Ill-Equipped for the Culture of Convenience
Date: July 21st, 2003 @ 12:20
There used to be a time when making a meal involved dealing with raw food products. Now, not only do our mashed potatoes come from reconstituted industrial potato flake product, even heaving a goddamn spray bottle of glass cleaner is too much to ask of us.
We need a wipe for this.
(Pictures follow in the article, click them to enlarge.)

As far as I can remember (and god help me, I try not to remember much), we’ve always had the prototype wipe product around: baby wipes. Babies are, from even my mostly second-hand experience, fairly messy people and notorious for tricking other people into cleaning up after them.
This was the status quo for years, without much in the way of further development aside from the revelation that maybe baby wipes would be just as good in an unscented flavor for those people to whom the main drawback of having a baby around is the inexplicable fact that everything made for them seems to reek of sweet, nasty floral perfume.
That singular, deceptively simple development was the clarion call to open the floodgates. You can argue whether or not the baby wipe is even the initial development, but frankly if you’re going to bring up the “moist towelette” that you’d get in some family restaurants or worse yet, the alcohol pad, you’re missing the point of mass-marketed wipe-as-convenience, you’re just a sick individual, and I whole-heartedly suggest you seek some help. Now ‘wipes’ are everywhere now that they’re out of the baby bag. The first two places they colonized were obvious enough: the bathroom and the kitchen, two places that dirty things go to get clean. Windex glass wipes, Clorox cleaning wipes, Wet Ones–essentially baby wipes for the rest of us.

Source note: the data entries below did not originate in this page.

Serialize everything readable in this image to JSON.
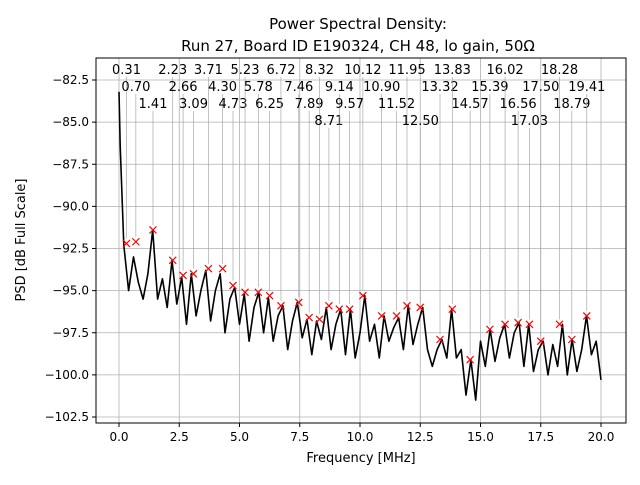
{
  "chart_data": {
    "type": "line",
    "title_line1": "Power Spectral Density:",
    "title_line2": "Run 27, Board ID E190324, CH 48, lo gain, 50Ω",
    "xlabel": "Frequency [MHz]",
    "ylabel": "PSD [dB Full Scale]",
    "xlim": [
      -0.95,
      21.0
    ],
    "ylim": [
      -102.8,
      -81.2
    ],
    "grid": true,
    "xticks": [
      0.0,
      2.5,
      5.0,
      7.5,
      10.0,
      12.5,
      15.0,
      17.5,
      20.0
    ],
    "xtick_labels": [
      "0.0",
      "2.5",
      "5.0",
      "7.5",
      "10.0",
      "12.5",
      "15.0",
      "17.5",
      "20.0"
    ],
    "yticks": [
      -82.5,
      -85.0,
      -87.5,
      -90.0,
      -92.5,
      -95.0,
      -97.5,
      -100.0,
      -102.5
    ],
    "ytick_labels": [
      "−82.5",
      "−85.0",
      "−87.5",
      "−90.0",
      "−92.5",
      "−95.0",
      "−97.5",
      "−100.0",
      "−102.5"
    ],
    "line_color": "#000000",
    "marker_color": "#ff0000",
    "series": [
      {
        "x": [
          0.0,
          0.2,
          0.4,
          0.6,
          0.8,
          1.0,
          1.2,
          1.4,
          1.6,
          1.8,
          2.0,
          2.2,
          2.4,
          2.6,
          2.8,
          3.0,
          3.2,
          3.4,
          3.6,
          3.8,
          4.0,
          4.2,
          4.4,
          4.6,
          4.8,
          5.0,
          5.2,
          5.4,
          5.6,
          5.8,
          6.0,
          6.2,
          6.4,
          6.6,
          6.8,
          7.0,
          7.2,
          7.4,
          7.6,
          7.8,
          8.0,
          8.2,
          8.4,
          8.6,
          8.8,
          9.0,
          9.2,
          9.4,
          9.6,
          9.8,
          10.0,
          10.2,
          10.4,
          10.6,
          10.8,
          11.0,
          11.2,
          11.4,
          11.6,
          11.8,
          12.0,
          12.2,
          12.4,
          12.6,
          12.8,
          13.0,
          13.2,
          13.4,
          13.6,
          13.8,
          14.0,
          14.2,
          14.4,
          14.6,
          14.8,
          15.0,
          15.2,
          15.4,
          15.6,
          15.8,
          16.0,
          16.2,
          16.4,
          16.6,
          16.8,
          17.0,
          17.2,
          17.4,
          17.6,
          17.8,
          18.0,
          18.2,
          18.4,
          18.6,
          18.8,
          19.0,
          19.2,
          19.4,
          19.6,
          19.8,
          20.0
        ],
        "y": [
          -83.2,
          -92.3,
          -95.0,
          -93.0,
          -94.5,
          -95.5,
          -94.0,
          -91.4,
          -95.5,
          -94.3,
          -96.0,
          -93.2,
          -95.8,
          -94.2,
          -97.0,
          -94.0,
          -96.5,
          -95.0,
          -93.8,
          -96.8,
          -95.0,
          -94.0,
          -97.5,
          -95.5,
          -94.8,
          -97.0,
          -95.2,
          -98.0,
          -96.0,
          -95.1,
          -97.5,
          -95.4,
          -98.0,
          -96.5,
          -95.9,
          -98.5,
          -96.8,
          -95.7,
          -97.8,
          -96.7,
          -98.8,
          -96.8,
          -97.9,
          -96.0,
          -98.5,
          -97.0,
          -96.1,
          -98.8,
          -96.1,
          -99.0,
          -97.5,
          -95.3,
          -98.0,
          -97.0,
          -99.0,
          -96.5,
          -98.0,
          -97.2,
          -96.6,
          -98.5,
          -95.9,
          -98.2,
          -97.0,
          -96.0,
          -98.5,
          -99.5,
          -98.5,
          -97.9,
          -99.0,
          -96.1,
          -99.0,
          -98.5,
          -101.2,
          -99.1,
          -101.5,
          -98.0,
          -99.5,
          -97.3,
          -99.2,
          -97.8,
          -97.0,
          -99.0,
          -97.5,
          -96.9,
          -99.5,
          -97.0,
          -99.8,
          -98.5,
          -98.0,
          -100.0,
          -98.2,
          -99.5,
          -97.0,
          -100.0,
          -97.9,
          -99.8,
          -98.5,
          -96.5,
          -98.8,
          -98.0,
          -100.3
        ]
      }
    ],
    "peaks": [
      {
        "label": "0.31",
        "x": 0.31,
        "y": -92.2
      },
      {
        "label": "0.70",
        "x": 0.7,
        "y": -92.1
      },
      {
        "label": "1.41",
        "x": 1.41,
        "y": -91.4
      },
      {
        "label": "2.23",
        "x": 2.23,
        "y": -93.2
      },
      {
        "label": "2.66",
        "x": 2.66,
        "y": -94.1
      },
      {
        "label": "3.09",
        "x": 3.09,
        "y": -94.0
      },
      {
        "label": "3.71",
        "x": 3.71,
        "y": -93.7
      },
      {
        "label": "4.30",
        "x": 4.3,
        "y": -93.7
      },
      {
        "label": "4.73",
        "x": 4.73,
        "y": -94.7
      },
      {
        "label": "5.23",
        "x": 5.23,
        "y": -95.1
      },
      {
        "label": "5.78",
        "x": 5.78,
        "y": -95.1
      },
      {
        "label": "6.25",
        "x": 6.25,
        "y": -95.3
      },
      {
        "label": "6.72",
        "x": 6.72,
        "y": -95.9
      },
      {
        "label": "7.46",
        "x": 7.46,
        "y": -95.7
      },
      {
        "label": "7.89",
        "x": 7.89,
        "y": -96.6
      },
      {
        "label": "8.32",
        "x": 8.32,
        "y": -96.7
      },
      {
        "label": "8.71",
        "x": 8.71,
        "y": -95.9
      },
      {
        "label": "9.14",
        "x": 9.14,
        "y": -96.1
      },
      {
        "label": "9.57",
        "x": 9.57,
        "y": -96.1
      },
      {
        "label": "10.12",
        "x": 10.12,
        "y": -95.3
      },
      {
        "label": "10.90",
        "x": 10.9,
        "y": -96.5
      },
      {
        "label": "11.52",
        "x": 11.52,
        "y": -96.5
      },
      {
        "label": "11.95",
        "x": 11.95,
        "y": -95.9
      },
      {
        "label": "12.50",
        "x": 12.5,
        "y": -96.0
      },
      {
        "label": "13.32",
        "x": 13.32,
        "y": -97.9
      },
      {
        "label": "13.83",
        "x": 13.83,
        "y": -96.1
      },
      {
        "label": "14.57",
        "x": 14.57,
        "y": -99.1
      },
      {
        "label": "15.39",
        "x": 15.39,
        "y": -97.3
      },
      {
        "label": "16.02",
        "x": 16.02,
        "y": -97.0
      },
      {
        "label": "16.56",
        "x": 16.56,
        "y": -96.9
      },
      {
        "label": "17.03",
        "x": 17.03,
        "y": -97.0
      },
      {
        "label": "17.50",
        "x": 17.5,
        "y": -98.0
      },
      {
        "label": "18.28",
        "x": 18.28,
        "y": -97.0
      },
      {
        "label": "18.79",
        "x": 18.79,
        "y": -97.9
      },
      {
        "label": "19.41",
        "x": 19.41,
        "y": -96.5
      }
    ]
  }
}
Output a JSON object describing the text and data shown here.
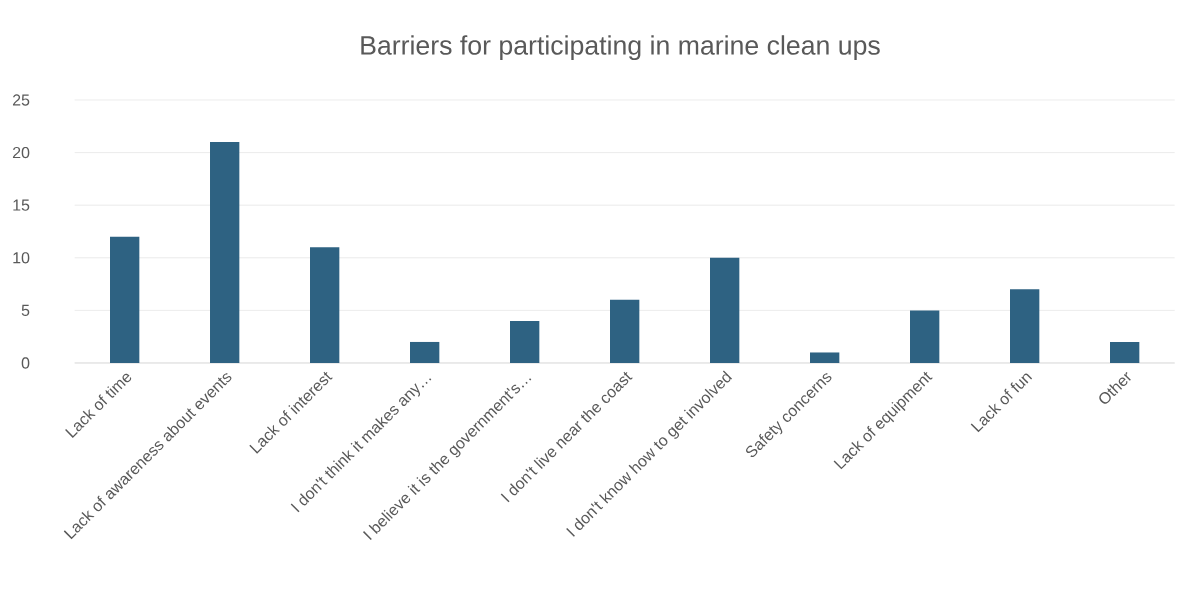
{
  "chart_data": {
    "type": "bar",
    "title": "Barriers for participating in marine clean ups",
    "categories": [
      "Lack of time",
      "Lack of awareness about events",
      "Lack of interest",
      "I don't think it makes any…",
      "I believe it is the government's…",
      "I don't live near the coast",
      "I don't know how to get involved",
      "Safety concerns",
      "Lack of equipment",
      "Lack of fun",
      "Other"
    ],
    "values": [
      12,
      21,
      11,
      2,
      4,
      6,
      10,
      1,
      5,
      7,
      2
    ],
    "color": "#2e6282",
    "ylim": [
      0,
      25
    ],
    "yticks": [
      0,
      5,
      10,
      15,
      20,
      25
    ],
    "grid": "y"
  }
}
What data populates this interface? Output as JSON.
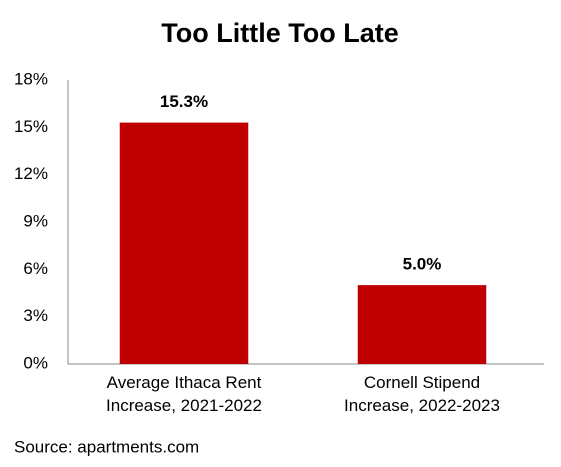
{
  "chart_data": {
    "type": "bar",
    "title": "Too Little Too Late",
    "categories": [
      "Average Ithaca Rent\nIncrease, 2021-2022",
      "Cornell Stipend\nIncrease, 2022-2023"
    ],
    "values": [
      15.3,
      5.0
    ],
    "value_labels": [
      "15.3%",
      "5.0%"
    ],
    "color": "#c00000",
    "ylim": [
      0,
      18
    ],
    "yticks": [
      {
        "value": 0,
        "label": "0%"
      },
      {
        "value": 3,
        "label": "3%"
      },
      {
        "value": 6,
        "label": "6%"
      },
      {
        "value": 9,
        "label": "9%"
      },
      {
        "value": 12,
        "label": "12%"
      },
      {
        "value": 15,
        "label": "15%"
      },
      {
        "value": 18,
        "label": "18%"
      }
    ],
    "grid": false,
    "source": "Source: apartments.com"
  }
}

It all seemed convenient and innocuous enough, but it’s gone to the point of ridiculousness. Gone are our parents’ generation’s days where not only did you not have a wipe for everything, in many cases you even had to buy cleaning concentrates and dilute them with water yourself, before use. Go ahead and think of the last time you did this with any cleaning product that wasn’t related to mopping or car detail. If this doesn’t involve a lengthy trip down memory lane, you’re either stubborn or a cult member.
Don’t for a second think that mopping and car detail has been left wipe-free, however; quite the contrary. Now we have dry and wet “mopping systems” which involve a replaceable fabric head on a flat surface. This is to say, the mop has gone the way of wipe-on-a-stick. Armor All, not to be left out on the wipe craze, has much of its product range in wet napkin form, too. To my knowledge, you can’t do a full car wax and detail regimen without resorting to non-wipe products, but give it a year and we’ll see.
A scary development is the so-called “feminine wipes” and their bastard progeny, which are never called “masculine wipes” for reasons I should suspect are utterly obvious: wipes may have shed their image of being wholly associated with babies and women, but not to the degree where they’ve become a defining man’s product, alongside alcohol-laden burning aftershave, motor oil, vise grip pliers, Russian vodkas, and prostitutes. Old Spice uses the name “Cool Contact Refreshment Towels”, for instance, because as anyone who met Ford Prefect can tell you, a towel is a manly thing indeed. Regardless of gender, these personal care wipes are marketed with the notion that customers could use a little “freshening up” from time to time. Screw that, customers could use a damn shower from time to time. If your cooze or schlong smells like four day old baking grease, a little moist application of a perfumed wipe really isn’t taking care of the problem.
Things have, of course, come full circle. In addition to specialty wipes for cleaning just about every other part of your body, you now can buy laughably overpriced “moist wipes” and a wall-mounted container for them which compliments and holds your toilet paper as well. Yes, you understand me correctly: ass wipes. I know, with a resigned sense of certainty, that there is someone out there, possibly in India where toilet hygiene has never completely taken to the use of dry-roll toilet paper, that right now is sitting on an invention as obvious as it is stupid as it is a sure-win for those willing to overspend on anus-cleaning solutions: the toilet roll spritzer to ever so lightly moisten the end of your standard toilet paper.
Where does any of this end? It’s one of those things that’s almost risky to parody in the sense that if I had made the exercise of coming up with silly wipe ideas a few years ago, some of them would no longer be parody, having passed into the realm of real products: pet eye wipes, computer monitor wipes, laundry stain wipes, hemorrhoid wipes, printer-cleaning wipes. Risky or not, I forge ahead, and hope one day to be able to look back on these primitive times and laugh at the mere idea of being able to buy liquid products of any sort in an actual bottle rather than a box of overpriced wipes.